In dem beigezogenen Verfahren S 1 KR 735/07 hat das Sozialgericht zu der medizinischen Notwendigkeit der Entzug I- und Entzug II-Behandlungen Beweis erhoben durch Einholung
eines medizinischen Sachverständigengutachtens des Arztes für Neurologie und Psychiatrie Dr. F. aus Ha. vom 18. Dezember 2008
mit Ergänzung vom 2. März 2009.
Mit Urteil vom 24. November 2009 hat das Sozialgericht die Beklagte verurteilt, an die Klägerin 7.385,06 EUR nebst Zinsen
in Höhe von zwei Prozentpunkten über dem jeweiligen Basissatz auf den Betrag von 930,60 EUR seit dem 9. Februar 2009, auf
weitere 697,95 EUR seit dem 4. Februar 2009, auf weitere 201,67 EUR seit dem 7. Juli 2006 und auf weitere 201,11 EUR seit
dem 18. September 2009 zu zahlen.
Zur Begründung hat das Sozialgericht im Wesentlichen ausgeführt, dass die medizinische Notwendigkeit der vollstationären Krankenhausbehandlung
am 21. Behandlungstag von der Beklagten nicht bestritten worden sei. Sie habe lediglich geltend gemacht, nach dem Konzept
von Prof. Dr. D. aus dem Jahr 1992 handele es sich bei dem 21. Behandlungstag um den - nicht zu vergütenden - Entlassungstag.

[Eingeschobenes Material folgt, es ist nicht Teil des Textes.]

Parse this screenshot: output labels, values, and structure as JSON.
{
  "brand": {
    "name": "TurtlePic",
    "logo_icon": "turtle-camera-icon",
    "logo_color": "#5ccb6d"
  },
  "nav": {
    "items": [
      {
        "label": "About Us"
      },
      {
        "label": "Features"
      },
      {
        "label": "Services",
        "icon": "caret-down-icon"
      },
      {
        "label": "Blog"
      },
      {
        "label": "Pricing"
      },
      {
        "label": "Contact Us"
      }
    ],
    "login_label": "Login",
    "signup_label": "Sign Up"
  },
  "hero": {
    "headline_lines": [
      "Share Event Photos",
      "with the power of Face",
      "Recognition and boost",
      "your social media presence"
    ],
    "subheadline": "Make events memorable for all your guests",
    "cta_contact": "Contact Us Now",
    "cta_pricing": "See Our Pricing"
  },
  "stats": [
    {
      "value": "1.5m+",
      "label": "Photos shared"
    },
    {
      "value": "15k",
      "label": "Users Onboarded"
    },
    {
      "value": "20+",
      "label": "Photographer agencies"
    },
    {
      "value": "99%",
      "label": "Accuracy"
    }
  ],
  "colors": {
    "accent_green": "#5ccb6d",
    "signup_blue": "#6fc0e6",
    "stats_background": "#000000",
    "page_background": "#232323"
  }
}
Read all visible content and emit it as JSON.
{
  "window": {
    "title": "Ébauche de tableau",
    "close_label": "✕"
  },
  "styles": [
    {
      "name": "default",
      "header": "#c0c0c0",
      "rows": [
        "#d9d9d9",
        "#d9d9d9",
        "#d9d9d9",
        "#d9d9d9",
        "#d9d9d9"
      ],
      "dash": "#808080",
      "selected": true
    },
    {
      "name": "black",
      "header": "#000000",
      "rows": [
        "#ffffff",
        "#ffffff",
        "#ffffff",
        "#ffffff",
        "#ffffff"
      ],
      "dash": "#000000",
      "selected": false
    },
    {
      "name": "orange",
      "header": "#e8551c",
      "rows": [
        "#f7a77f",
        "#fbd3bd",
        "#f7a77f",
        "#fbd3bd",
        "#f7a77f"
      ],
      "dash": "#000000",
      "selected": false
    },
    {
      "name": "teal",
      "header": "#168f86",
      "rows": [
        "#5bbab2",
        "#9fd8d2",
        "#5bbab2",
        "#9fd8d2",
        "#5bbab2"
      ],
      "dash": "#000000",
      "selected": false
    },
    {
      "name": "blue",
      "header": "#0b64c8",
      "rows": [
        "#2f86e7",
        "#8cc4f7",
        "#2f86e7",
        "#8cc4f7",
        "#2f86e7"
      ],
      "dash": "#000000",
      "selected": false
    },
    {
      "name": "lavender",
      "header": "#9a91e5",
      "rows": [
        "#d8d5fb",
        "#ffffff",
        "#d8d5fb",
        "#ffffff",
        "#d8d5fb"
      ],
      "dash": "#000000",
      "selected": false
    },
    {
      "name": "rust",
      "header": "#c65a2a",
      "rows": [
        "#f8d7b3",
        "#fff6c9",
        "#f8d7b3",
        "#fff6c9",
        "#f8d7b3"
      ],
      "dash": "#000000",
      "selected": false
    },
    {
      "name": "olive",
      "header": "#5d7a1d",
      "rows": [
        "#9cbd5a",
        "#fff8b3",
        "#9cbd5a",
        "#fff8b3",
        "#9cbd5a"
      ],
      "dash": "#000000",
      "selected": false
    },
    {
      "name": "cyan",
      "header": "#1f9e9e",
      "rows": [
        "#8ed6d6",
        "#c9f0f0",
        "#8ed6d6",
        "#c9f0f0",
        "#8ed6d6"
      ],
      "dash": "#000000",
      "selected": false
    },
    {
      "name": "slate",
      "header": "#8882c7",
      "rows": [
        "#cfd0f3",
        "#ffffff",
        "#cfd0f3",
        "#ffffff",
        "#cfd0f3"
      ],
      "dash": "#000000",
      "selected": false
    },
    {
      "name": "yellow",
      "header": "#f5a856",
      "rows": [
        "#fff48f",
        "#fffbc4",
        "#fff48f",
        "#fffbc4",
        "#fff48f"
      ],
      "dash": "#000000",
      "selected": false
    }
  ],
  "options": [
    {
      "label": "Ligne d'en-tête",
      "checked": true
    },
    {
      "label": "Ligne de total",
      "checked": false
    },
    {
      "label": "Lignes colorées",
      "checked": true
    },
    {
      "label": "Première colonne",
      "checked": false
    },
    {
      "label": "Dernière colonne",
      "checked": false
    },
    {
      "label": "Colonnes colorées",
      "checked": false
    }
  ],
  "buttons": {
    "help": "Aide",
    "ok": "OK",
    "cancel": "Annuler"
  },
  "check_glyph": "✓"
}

Worauf sich diese Rechtsauffassung gründe, sei nicht deutlich geworden. Denn aus dem Konzept von Prof. Dr. D. ergebe sich
nicht, dass es sich bei dem 21. Tag um den Entlassungstag handele. Zu dem Tag der Entlassung würden vielmehr keine Ausführungen
gemacht. Lediglich im auf der Seite 12 des Konzepts vorgestellten Behandlungsablauf seien Tage erwähnt, und zwar Tag 01 bis
Tag 21. An letzter Stelle der Behandlungsschwerpunkte sei das Entlassungsgespräch aufgeführt. Es sei daher zum einen aus dem
Kontext des Gutachtens und zum anderen aus den weiteren Vereinbarungen zwischen den Beteiligten zu untersuchen, ob der 21.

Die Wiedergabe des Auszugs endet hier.